Yes folks, you’ve read that correctly. I’ve got a gelli plate printing alternative that won’t disappoint, and I’m sharing that with you right now.
Here’s what you need –
- smooth garden kneeling pad(No, you can’t use kid’s craft foam or a squishy yoga mat!)
- liquid glycerin(mix 50/50 with water)
- old credit/gift card
- acrylic paint, card stock, watercolor paper, stencils, stylus
- brayer, squeegee, small rubber spatula, silicone makeup applicator or similar “tools”
Using a ruler, utility knife and healing mat, cut your kneeler pad to a desired size. I created three different sizes to suit my needs. Next, prime the printing surface of your block pad with the glycerin/water mixture; I used a scrap piece of the pad to make a little squeegee-type tool. Be sure to skim the entire surface, which should feel ever so slightly slick, but not slimy. If the surface is too slippery, lightly blot it with a paper towel.

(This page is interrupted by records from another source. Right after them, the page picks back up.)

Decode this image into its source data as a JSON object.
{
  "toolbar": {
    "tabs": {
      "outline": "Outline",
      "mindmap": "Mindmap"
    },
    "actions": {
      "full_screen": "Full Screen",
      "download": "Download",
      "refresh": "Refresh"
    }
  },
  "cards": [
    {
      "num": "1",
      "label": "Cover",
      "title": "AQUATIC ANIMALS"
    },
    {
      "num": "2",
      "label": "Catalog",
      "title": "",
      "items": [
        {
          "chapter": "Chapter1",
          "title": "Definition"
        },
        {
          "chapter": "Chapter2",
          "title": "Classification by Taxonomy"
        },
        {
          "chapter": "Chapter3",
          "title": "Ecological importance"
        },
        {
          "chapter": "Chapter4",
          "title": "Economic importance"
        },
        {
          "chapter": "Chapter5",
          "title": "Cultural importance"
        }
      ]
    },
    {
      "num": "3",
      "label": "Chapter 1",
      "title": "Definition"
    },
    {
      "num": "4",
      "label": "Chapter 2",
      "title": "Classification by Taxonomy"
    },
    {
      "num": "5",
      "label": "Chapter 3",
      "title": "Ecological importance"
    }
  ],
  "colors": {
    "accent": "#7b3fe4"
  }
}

Load your brayer or silicone sponge with acrylic paint and apply it over the slicked surface, taking care not too make the paint layer too thick. You should barely be able to see the tiny pores on the surface of the block.
This is where the fun begins. The choice is yours to use stencils, free-hand draw with a stylus, or both. Press your stencil firmly onto the block, then carefully lift it off. When you’re ready, hover the painted block surface above the paper you’re going to print, visually frame it into position, and press it onto the paper. Press firmly for about 10 seconds, then carefully peel the paper from the block.

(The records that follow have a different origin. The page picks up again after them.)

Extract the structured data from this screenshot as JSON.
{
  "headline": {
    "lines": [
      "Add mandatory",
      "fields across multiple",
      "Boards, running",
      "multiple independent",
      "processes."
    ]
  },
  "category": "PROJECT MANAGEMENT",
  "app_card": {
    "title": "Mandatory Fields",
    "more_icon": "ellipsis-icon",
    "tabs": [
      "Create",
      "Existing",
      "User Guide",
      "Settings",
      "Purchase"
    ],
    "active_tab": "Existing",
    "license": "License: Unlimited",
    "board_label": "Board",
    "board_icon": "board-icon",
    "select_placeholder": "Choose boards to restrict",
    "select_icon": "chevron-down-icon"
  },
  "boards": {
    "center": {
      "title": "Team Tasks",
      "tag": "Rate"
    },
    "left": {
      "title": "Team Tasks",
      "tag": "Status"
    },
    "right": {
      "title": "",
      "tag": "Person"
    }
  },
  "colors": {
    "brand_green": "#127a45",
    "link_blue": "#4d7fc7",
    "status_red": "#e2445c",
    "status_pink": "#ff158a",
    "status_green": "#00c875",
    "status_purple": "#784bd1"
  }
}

Voila! You’ve just made a gelli plate alternative print!
Let your design dry, and if you’d like, proceed with creating another layer on top of the first one. Wet on wet techniques work too. Use an old credit card to skim the leftover paint from the foam block before loading a different color onto it. You’ll be able to do about three prints before needing to reload your block with some some glycerin mix. How will you know? The foam block will feel tacky, and you will run the risk of it sticking to and damaging the paper when peeled away from the block.
Well, I hope you’ve been inspired you to give this printing technique a try. Oh, and unlike gelli printing plates, your foam block is super easy to clean with water and a scrubby sponge, and there’s no fancy storage requirements.